Established institutions struggle with how to stay fresh and current without losing their signature identity. New York City Ballet (NYCB) combats outdatedness by hiring celebrated contemporary choreographers while staying true to the philosophy of its founder, George Balanchine, who said: “If you don’t feel challenged, it’s because you’re not doing enough. Ballet should never be comfortable.”
NYCB’s ability to keep up with the times is on display in “21st Century Choreography,” presented at Harris Theater March 22-23. The program featured some of today’s most popular choreographers—Justin Peck, Christopher Wheeldon, Pam Tanowitz and Kyle Abraham—and a repertoire of some of their best-known work.
Peck’s “Partita” (2022), a “sneaker ballet” that replaces ballet slippers with white shoes, outright defies ballet conventions. Like Balanchine, Peck creates fantastic visual elements, e.g. a mass of bodies unraveling like a flower blooming in slow motion. Unlike Balanchine, these elements have a transmutable quality, rarely static and constantly changing. Adding to the aesthetic appeal are large, colorful discs suspended overhead, like moons of a distant planet, their light feeding the alien growths appearing on stage.
The choice of music adds to the surrealistic atmosphere. Short, contrasting tracks of layered a capella vocal music, composed by Caroline Shaw and performed by Roomful of Teeth, range from guttural growls to a swooping “oooh” and a blaring dissonant “ahhhh,” reflected in the dance through shifting vignettes of solos, duets, small and large groups. Dancers rise then fall and expand then contract in time and timbre to eerie soundtrack. Despite the otherworldly feel of the work, the unencumbered movement and sneaker-clad dancers impart familiarity, like being at a raucous neighborhood dance party.

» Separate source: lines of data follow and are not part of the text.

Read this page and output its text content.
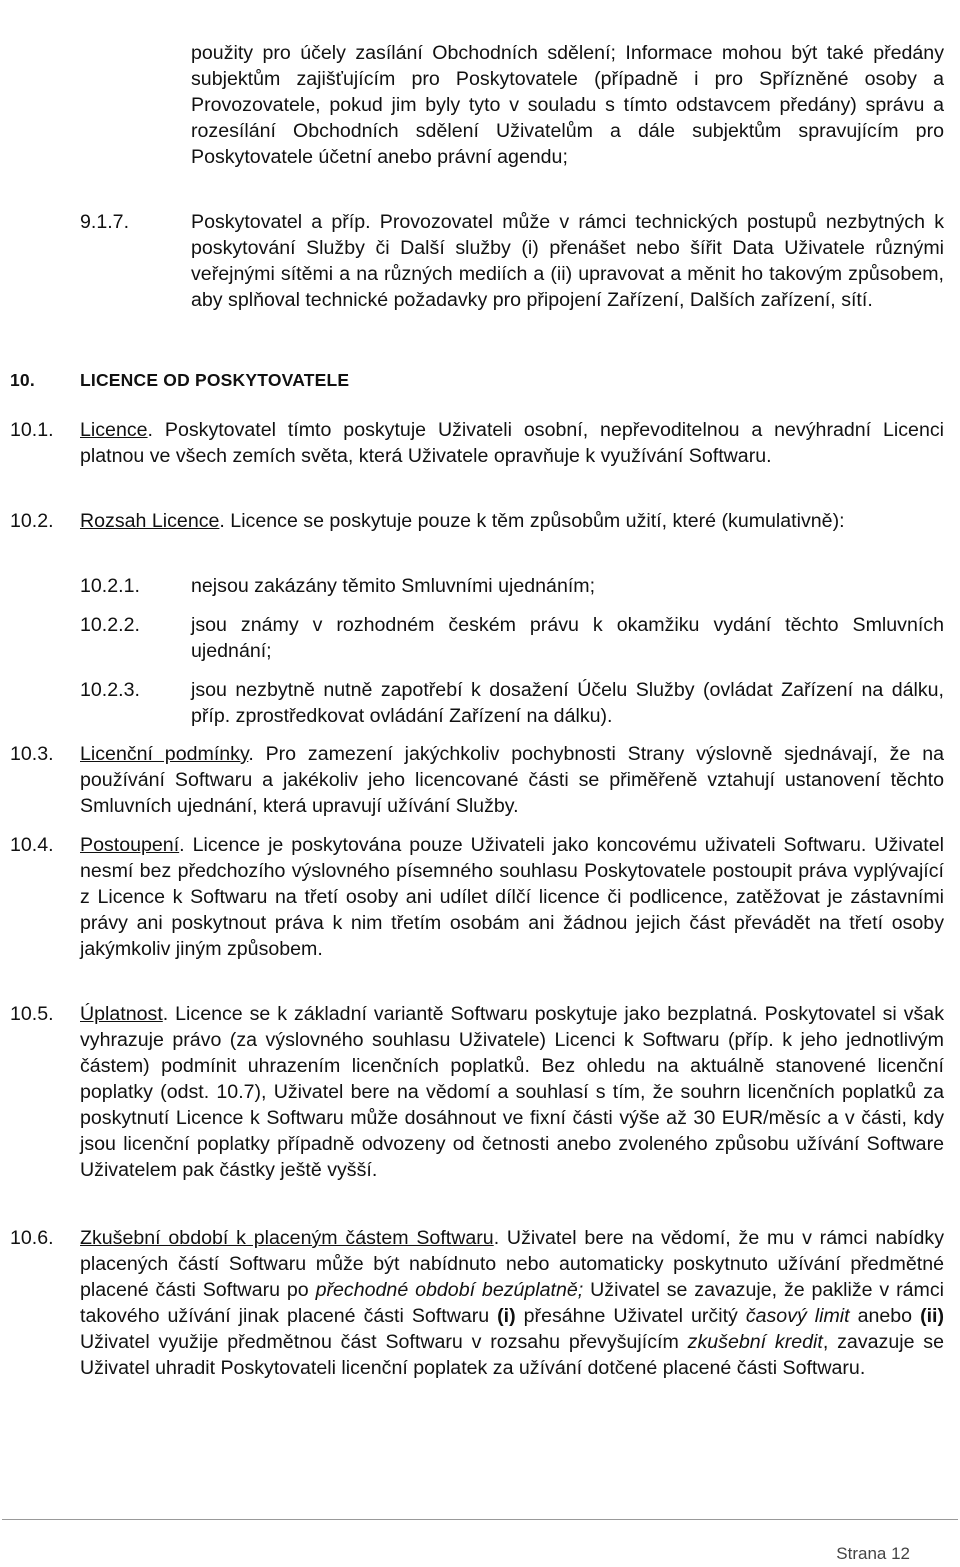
použity pro účely zasílání Obchodních sdělení; Informace mohou být také předány subjektům zajišťujícím pro Poskytovatele (případně i pro Spřízněné osoby a Provozovatele, pokud jim byly tyto v souladu s tímto odstavcem předány) správu a rozesílání Obchodních sdělení Uživatelům a dále subjektům spravujícím pro Poskytovatele účetní anebo právní agendu;
9.1.7.	Poskytovatel a příp. Provozovatel může v rámci technických postupů nezbytných k poskytování Služby či Další služby (i) přenášet nebo šířit Data Uživatele různými veřejnými sítěmi a na různých mediích a (ii) upravovat a měnit ho takovým způsobem, aby splňoval technické požadavky pro připojení Zařízení, Dalších zařízení, sítí.
10.	LICENCE OD POSKYTOVATELE
10.1. Licence. Poskytovatel tímto poskytuje Uživateli osobní, nepřevoditelnou a nevýhradní Licenci platnou ve všech zemích světa, která Uživatele opravňuje k využívání Softwaru.
10.2. Rozsah Licence. Licence se poskytuje pouze k těm způsobům užití, které (kumulativně):
10.2.1.	nejsou zakázány těmito Smluvními ujednáním;
10.2.2.	jsou známy v rozhodném českém právu k okamžiku vydání těchto Smluvních ujednání;
10.2.3.	jsou nezbytně nutně zapotřebí k dosažení Účelu Služby (ovládat Zařízení na dálku, příp. zprostředkovat ovládání Zařízení na dálku).
10.3. Licenční podmínky. Pro zamezení jakýchkoliv pochybnosti Strany výslovně sjednávají, že na používání Softwaru a jakékoliv jeho licencované části se přiměřeně vztahují ustanovení těchto Smluvních ujednání, která upravují užívání Služby.
10.4. Postoupení. Licence je poskytována pouze Uživateli jako koncovému uživateli Softwaru. Uživatel nesmí bez předchozího výslovného písemného souhlasu Poskytovatele postoupit práva vyplývající z Licence k Softwaru na třetí osoby ani udílet dílčí licence či podlicence, zatěžovat je zástavními právy ani poskytnout práva k nim třetím osobám ani žádnou jejich část převádět na třetí osoby jakýmkoliv jiným způsobem.
10.5. Úplatnost. Licence se k základní variantě Softwaru poskytuje jako bezplatná. Poskytovatel si však vyhrazuje právo (za výslovného souhlasu Uživatele) Licenci k Softwaru (příp. k jeho jednotlivým částem) podmínit uhrazením licenčních poplatků. Bez ohledu na aktuálně stanovené licenční poplatky (odst. 10.7), Uživatel bere na vědomí a souhlasí s tím, že souhrn licenčních poplatků za poskytnutí Licence k Softwaru může dosáhnout ve fixní části výše až 30 EUR/měsíc a v části, kdy jsou licenční poplatky případně odvozeny od četnosti anebo zvoleného způsobu užívání Software Uživatelem pak částky ještě vyšší.
10.6. Zkušební období k placeným částem Softwaru. Uživatel bere na vědomí, že mu v rámci nabídky placených částí Softwaru může být nabídnuto nebo automaticky poskytnuto užívání předmětné placené části Softwaru po přechodné období bezúplatně; Uživatel se zavazuje, že pakliže v rámci takového užívání jinak placené části Softwaru (i) přesáhne Uživatel určitý časový limit anebo (ii) Uživatel využije předmětnou část Softwaru v rozsahu převyšujícím zkušební kredit, zavazuje se Uživatel uhradit Poskytovateli licenční poplatek za užívání dotčené placené části Softwaru.
Strana 12
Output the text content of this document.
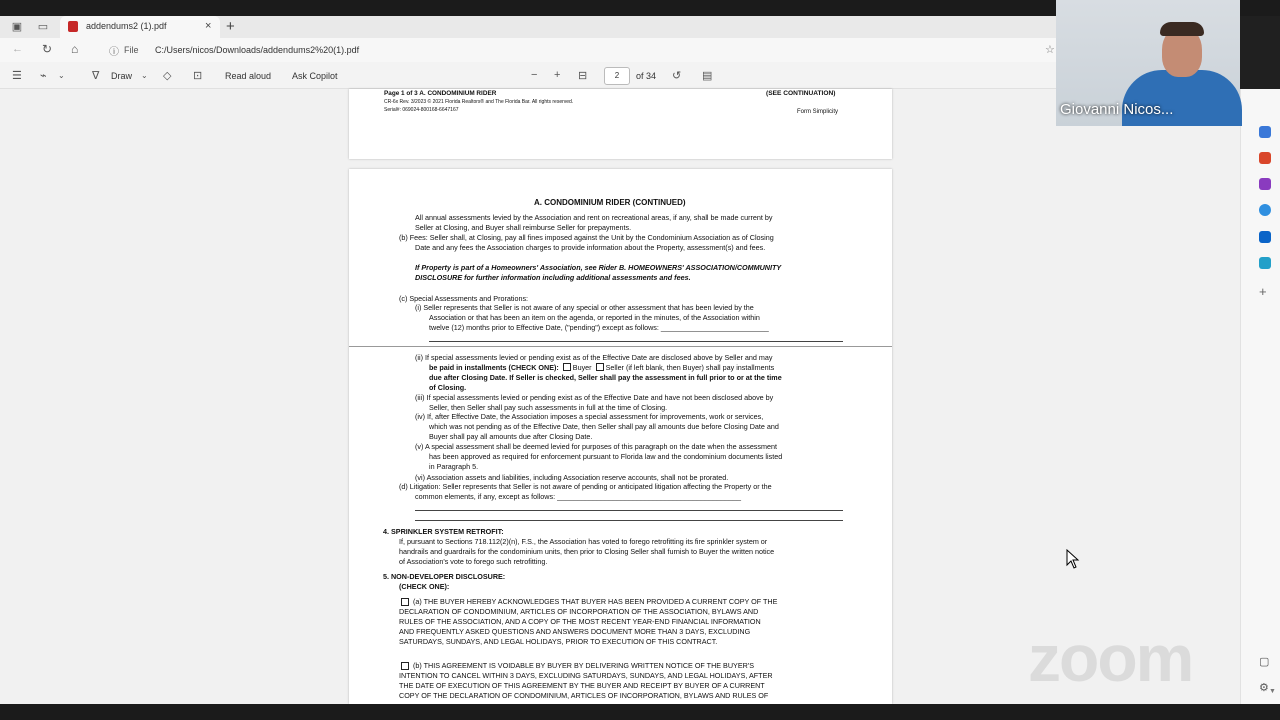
▣ ▭	addendums2 (1).pdf	× +
← ↻ ⌂	ⓘ File C:/Users/nicos/Downloads/addendums2%20(1).pdf	☆
☰ ⌁ ⌄ ∇ Draw ⌄ ◇ ⊡	Read aloud Ask Copilot	− + ⊟	2	of 34 ↺ ▤
+
▢
⚙ ▼
Page 1 of 3 A. CONDOMINIUM RIDER	(SEE CONTINUATION)
CR-6x Rev. 3/2023 © 2021 Florida Realtors® and The Florida Bar. All rights reserved.
Serial#: 069024-800168-6647167	Form Simplicity
A. CONDOMINIUM RIDER (CONTINUED)
All annual assessments levied by the Association and rent on recreational areas, if any, shall be made current by
Seller at Closing, and Buyer shall reimburse Seller for prepayments.
(b) Fees: Seller shall, at Closing, pay all fines imposed against the Unit by the Condominium Association as of Closing
Date and any fees the Association charges to provide information about the Property, assessment(s) and fees.
If Property is part of a Homeowners' Association, see Rider B. HOMEOWNERS' ASSOCIATION/COMMUNITY
DISCLOSURE for further information including additional assessments and fees.
(c) Special Assessments and Prorations:
(i) Seller represents that Seller is not aware of any special or other assessment that has been levied by the
Association or that has been an item on the agenda, or reported in the minutes, of the Association within
twelve (12) months prior to Effective Date, ("pending") except as follows: ___________________________
(ii) If special assessments levied or pending exist as of the Effective Date are disclosed above by Seller and may
be paid in installments (CHECK ONE): Buyer Seller (if left blank, then Buyer) shall pay installments
due after Closing Date. If Seller is checked, Seller shall pay the assessment in full prior to or at the time
of Closing.
(iii) If special assessments levied or pending exist as of the Effective Date and have not been disclosed above by
Seller, then Seller shall pay such assessments in full at the time of Closing.
(iv) If, after Effective Date, the Association imposes a special assessment for improvements, work or services,
which was not pending as of the Effective Date, then Seller shall pay all amounts due before Closing Date and
Buyer shall pay all amounts due after Closing Date.
(v) A special assessment shall be deemed levied for purposes of this paragraph on the date when the assessment
has been approved as required for enforcement pursuant to Florida law and the condominium documents listed
in Paragraph 5.
(vi) Association assets and liabilities, including Association reserve accounts, shall not be prorated.
(d) Litigation: Seller represents that Seller is not aware of pending or anticipated litigation affecting the Property or the
common elements, if any, except as follows: ______________________________________________
4. SPRINKLER SYSTEM RETROFIT:
If, pursuant to Sections 718.112(2)(n), F.S., the Association has voted to forego retrofitting its fire sprinkler system or
handrails and guardrails for the condominium units, then prior to Closing Seller shall furnish to Buyer the written notice
of Association's vote to forego such retrofitting.
5. NON-DEVELOPER DISCLOSURE:
(CHECK ONE):
(a) THE BUYER HEREBY ACKNOWLEDGES THAT BUYER HAS BEEN PROVIDED A CURRENT COPY OF THE
DECLARATION OF CONDOMINIUM, ARTICLES OF INCORPORATION OF THE ASSOCIATION, BYLAWS AND
RULES OF THE ASSOCIATION, AND A COPY OF THE MOST RECENT YEAR-END FINANCIAL INFORMATION
AND FREQUENTLY ASKED QUESTIONS AND ANSWERS DOCUMENT MORE THAN 3 DAYS, EXCLUDING
SATURDAYS, SUNDAYS, AND LEGAL HOLIDAYS, PRIOR TO EXECUTION OF THIS CONTRACT.
(b) THIS AGREEMENT IS VOIDABLE BY BUYER BY DELIVERING WRITTEN NOTICE OF THE BUYER'S
INTENTION TO CANCEL WITHIN 3 DAYS, EXCLUDING SATURDAYS, SUNDAYS, AND LEGAL HOLIDAYS, AFTER
THE DATE OF EXECUTION OF THIS AGREEMENT BY THE BUYER AND RECEIPT BY BUYER OF A CURRENT
COPY OF THE DECLARATION OF CONDOMINIUM, ARTICLES OF INCORPORATION, BYLAWS AND RULES OF
zoom
Giovanni Nicos...
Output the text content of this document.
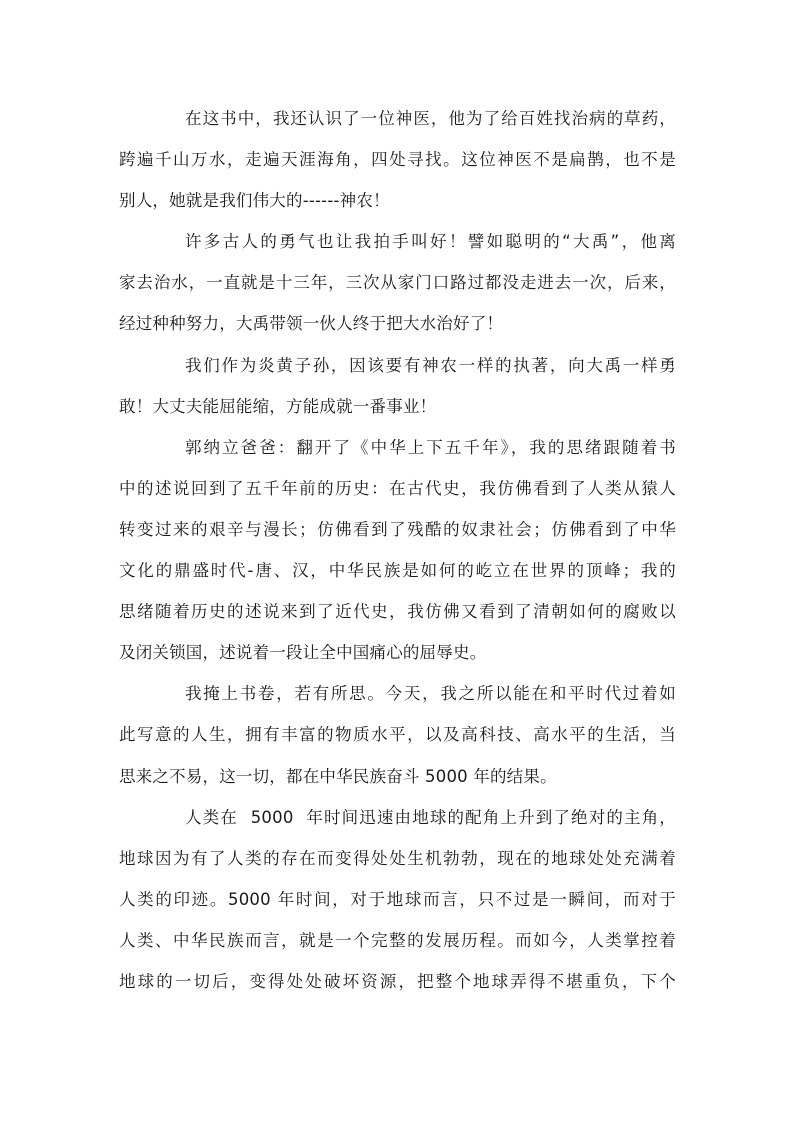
在这书中，我还认识了一位神医，他为了给百姓找治病的草药，
跨遍千山万水，走遍天涯海角，四处寻找。这位神医不是扁鹊，也不是
别人，她就是我们伟大的------神农！

许多古人的勇气也让我拍手叫好！譬如聪明的“大禹”，他离
家去治水，一直就是十三年，三次从家门口路过都没走进去一次，后来，
经过种种努力，大禹带领一伙人终于把大水治好了！

我们作为炎黄子孙，因该要有神农一样的执著，向大禹一样勇
敢！大丈夫能屈能缩，方能成就一番事业！

郭纳立爸爸：翻开了《中华上下五千年》，我的思绪跟随着书
中的述说回到了五千年前的历史：在古代史，我仿佛看到了人类从猿人
转变过来的艰辛与漫长；仿佛看到了残酷的奴隶社会；仿佛看到了中华
文化的鼎盛时代-唐、汉，中华民族是如何的屹立在世界的顶峰；我的
思绪随着历史的述说来到了近代史，我仿佛又看到了清朝如何的腐败以
及闭关锁国，述说着一段让全中国痛心的屈辱史。

我掩上书卷，若有所思。今天，我之所以能在和平时代过着如
此写意的人生，拥有丰富的物质水平，以及高科技、高水平的生活，当
思来之不易，这一切，都在中华民族奋斗 5000 年的结果。

人类在  5000  年时间迅速由地球的配角上升到了绝对的主角，
地球因为有了人类的存在而变得处处生机勃勃，现在的地球处处充满着
人类的印迹。5000 年时间，对于地球而言，只不过是一瞬间，而对于
人类、中华民族而言，就是一个完整的发展历程。而如今，人类掌控着
地球的一切后，变得处处破坏资源，把整个地球弄得不堪重负，下个
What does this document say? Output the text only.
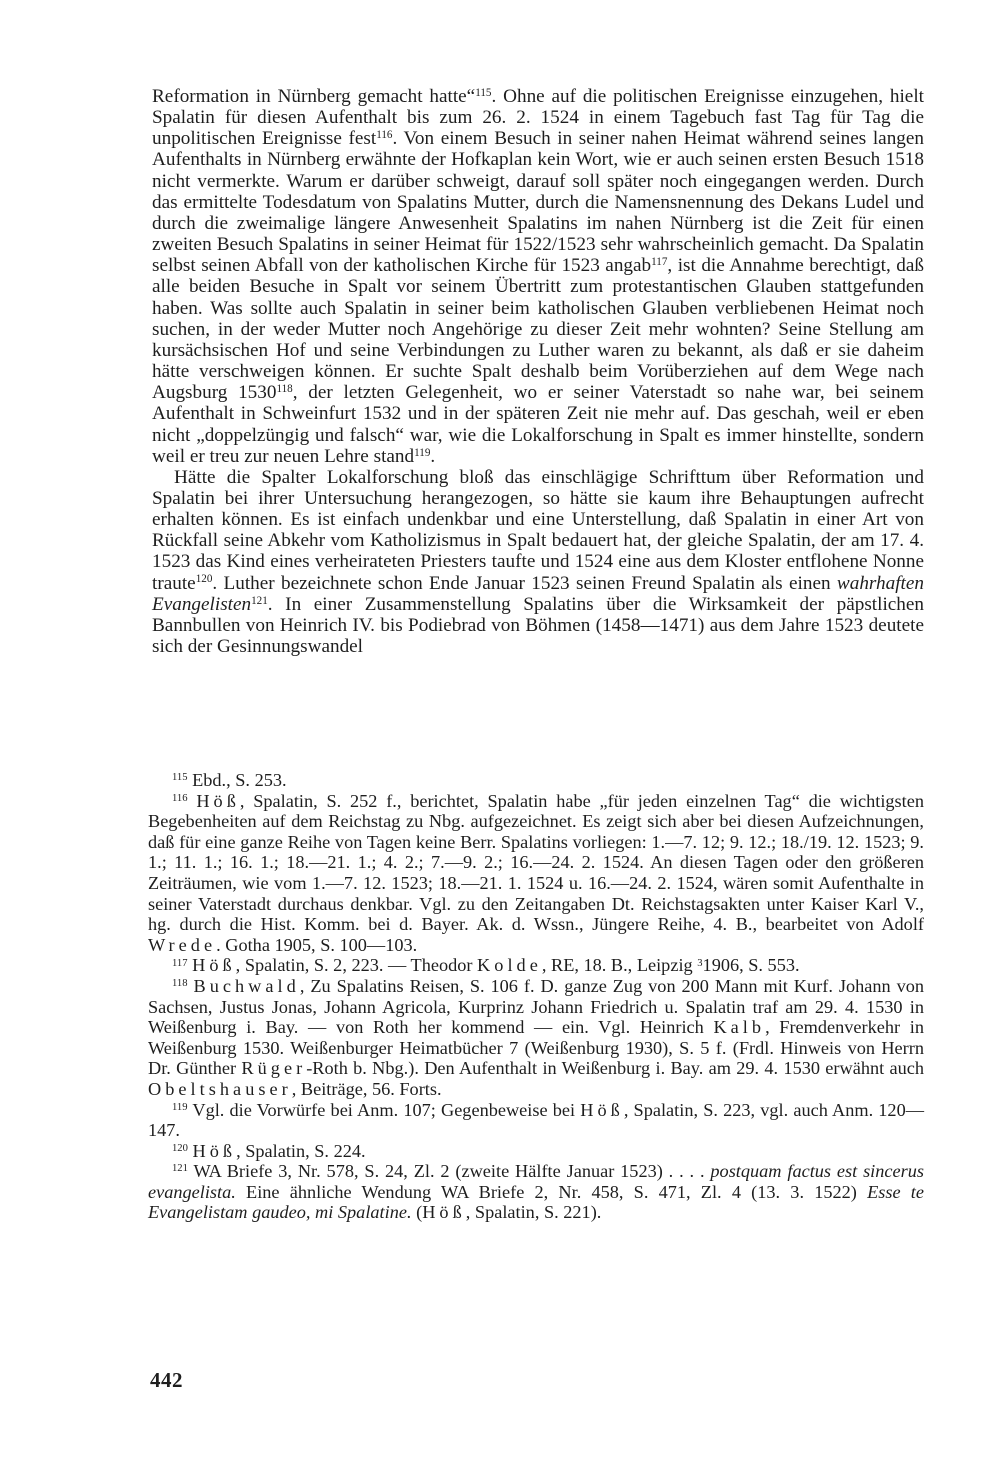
Reformation in Nürnberg gemacht hatte“$^{115}$. Ohne auf die politischen Ereignisse einzugehen, hielt Spalatin für diesen Aufenthalt bis zum 26. 2. 1524 in einem Tagebuch fast Tag für Tag die unpolitischen Ereignisse fest$^{116}$. Von einem Besuch in seiner nahen Heimat während seines langen Aufenthalts in Nürnberg erwähnte der Hofkaplan kein Wort, wie er auch seinen ersten Besuch 1518 nicht vermerkte. Warum er darüber schweigt, darauf soll später noch eingegangen werden. Durch das ermittelte Todesdatum von Spalatins Mutter, durch die Namensnennung des Dekans Ludel und durch die zweimalige längere Anwesenheit Spalatins im nahen Nürnberg ist die Zeit für einen zweiten Besuch Spalatins in seiner Heimat für 1522/1523 sehr wahrscheinlich gemacht. Da Spalatin selbst seinen Abfall von der katholischen Kirche für 1523 angab$^{117}$, ist die Annahme berechtigt, daß alle beiden Besuche in Spalt vor seinem Übertritt zum protestantischen Glauben stattgefunden haben. Was sollte auch Spalatin in seiner beim katholischen Glauben verbliebenen Heimat noch suchen, in der weder Mutter noch Angehörige zu dieser Zeit mehr wohnten? Seine Stellung am kursächsischen Hof und seine Verbindungen zu Luther waren zu bekannt, als daß er sie daheim hätte verschweigen können. Er suchte Spalt deshalb beim Vorüberziehen auf dem Wege nach Augsburg 1530$^{118}$, der letzten Gelegenheit, wo er seiner Vaterstadt so nahe war, bei seinem Aufenthalt in Schweinfurt 1532 und in der späteren Zeit nie mehr auf. Das geschah, weil er eben nicht „doppelzüngig und falsch“ war, wie die Lokalforschung in Spalt es immer hinstellte, sondern weil er treu zur neuen Lehre stand$^{119}$.

Hätte die Spalter Lokalforschung bloß das einschlägige Schrifttum über Reformation und Spalatin bei ihrer Untersuchung herangezogen, so hätte sie kaum ihre Behauptungen aufrecht erhalten können. Es ist einfach undenkbar und eine Unterstellung, daß Spalatin in einer Art von Rückfall seine Abkehr vom Katholizismus in Spalt bedauert hat, der gleiche Spalatin, der am 17. 4. 1523 das Kind eines verheirateten Priesters taufte und 1524 eine aus dem Kloster entflohene Nonne traute$^{120}$. Luther bezeichnete schon Ende Januar 1523 seinen Freund Spalatin als einen wahrhaften Evangelisten$^{121}$. In einer Zusammenstellung Spalatins über die Wirksamkeit der päpstlichen Bannbullen von Heinrich IV. bis Podiebrad von Böhmen (1458—1471) aus dem Jahre 1523 deutete sich der Gesinnungswandel

$^{115}$ Ebd., S. 253.

$^{116}$ Höß, Spalatin, S. 252 f., berichtet, Spalatin habe „für jeden einzelnen Tag“ die wichtigsten Begebenheiten auf dem Reichstag zu Nbg. aufgezeichnet. Es zeigt sich aber bei diesen Aufzeichnungen, daß für eine ganze Reihe von Tagen keine Berr. Spalatins vorliegen: 1.—7. 12; 9. 12.; 18./19. 12. 1523; 9. 1.; 11. 1.; 16. 1.; 18.—21. 1.; 4. 2.; 7.—9. 2.; 16.—24. 2. 1524. An diesen Tagen oder den größeren Zeiträumen, wie vom 1.—7. 12. 1523; 18.—21. 1. 1524 u. 16.—24. 2. 1524, wären somit Aufenthalte in seiner Vaterstadt durchaus denkbar. Vgl. zu den Zeitangaben Dt. Reichstagsakten unter Kaiser Karl V., hg. durch die Hist. Komm. bei d. Bayer. Ak. d. Wssn., Jüngere Reihe, 4. B., bearbeitet von Adolf Wrede. Gotha 1905, S. 100—103.

$^{117}$ Höß, Spalatin, S. 2, 223. — Theodor Kolde, RE, 18. B., Leipzig $^3$1906, S. 553.

$^{118}$ Buchwald, Zu Spalatins Reisen, S. 106 f. D. ganze Zug von 200 Mann mit Kurf. Johann von Sachsen, Justus Jonas, Johann Agricola, Kurprinz Johann Friedrich u. Spalatin traf am 29. 4. 1530 in Weißenburg i. Bay. — von Roth her kommend — ein. Vgl. Heinrich Kalb, Fremdenverkehr in Weißenburg 1530. Weißenburger Heimatbücher 7 (Weißenburg 1930), S. 5 f. (Frdl. Hinweis von Herrn Dr. Günther Rüger-Roth b. Nbg.). Den Aufenthalt in Weißenburg i. Bay. am 29. 4. 1530 erwähnt auch Obeltshauser, Beiträge, 56. Forts.

$^{119}$ Vgl. die Vorwürfe bei Anm. 107; Gegenbeweise bei Höß, Spalatin, S. 223, vgl. auch Anm. 120—147.

$^{120}$ Höß, Spalatin, S. 224.

$^{121}$ WA Briefe 3, Nr. 578, S. 24, Zl. 2 (zweite Hälfte Januar 1523) . . . . postquam factus est sincerus evangelista. Eine ähnliche Wendung WA Briefe 2, Nr. 458, S. 471, Zl. 4 (13. 3. 1522) Esse te Evangelistam gaudeo, mi Spalatine. (Höß, Spalatin, S. 221).

442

In contrast, Wheeldon’s “Liturgy” (2003), a duet performed by Unity Phelan and Chun Wai Chan, feels more human and presents a story of companionship. Chan, dressed in red, is the more assertive; Phelan, wearing frosty blue, more docile. Phrases ending in sweeping, prolonged lifts suddenly freeze. From there they rewind their movements, reset and begin a new scene, like a relationship being rewound on videotape.
A high-pitched violin solo by Kurt Nikkanen builds the action to a fever pitch, with Chan launching Phelan several times into the wings, only for her to bound back like a boomerang, a recognizable sign of lovers who can’t get enough of each other, but whose relationship is ultimately doomed.
A pleasant contrast in the program is Tanowitz’s “Gustave Le Gray No.1” (2019), with music by Shaw for solo piano, performed by Stephen Gosling, and featuring vibrant red, robe-like costumes designed by Reid Bartelme and Harriet Jung.
The work rejects popular narratives about what contemporary dance should look like. Long, repetitive passages of thigh slapping, cakewalking and comedic pizzicato foot taps elicit chuckles from the audience. Gosling accompanies the dancers on stage, and belly laughs erupt as they push the piano across the length of the floor—with Gosling still playing! Many patrons may not associate modern dance with comedy, but they should, and Tanowitz’s work serves as a reminder of the depths achievable through modern dance.
It’s not all humor-based. “Gustave Le Gray No.1” is a light yet meditative study on creating pleasing visual forms on stage through recapitulated phrases of movement that use the radiant costumes to superb effect, with chuckles as a cherry on top.
Abraham’s “Love Letter (on shuffle)” is like going in and out of a dream where punk rockers, wearing costumes resembling Elizabethan-era nobles crossed with the angular clothing worn in the cartoon “The Jetsons,” and their friends, Aztec emperors wearing feathered headdresses, take over a nightclub for a wild, trap music-infused dance party.
Dancer Taylor Stanley shines as the ostensible protagonist, the white ruff around his neck flowing as he leaps into an assemblé with arms waving like a bird’s wings, beginning a flight that takes us through a series of short scenes punctuated by blackouts. Solos, duos, a jaunty group quadrille, dancers in a circle playing an aggressive game of duck, duck goose…
Scenes shift rapidly, but the dancing stays consistent. Diamond-edge lines in the quick-moving bodies break during moments of personality—a cheeky smile and shoulder shimmy, the pulsing of isolated body parts, fluttering toes that match tripping syllables in the music by James Blake.
As the party on stage winds down, a recorded voice pleads, “Don’t walk away in sadness…”
We didn’t. Instead, the audience stood and erupted in applause, showing joy for the company’s triumphant return to Chicago. In “21st Century Choreography,” NYCB has managed to maintain its identity as one of the world’s leading ballet companies while putting a new spin on Balanchine's revolutionary transformation of classical ballet into an innovative art form.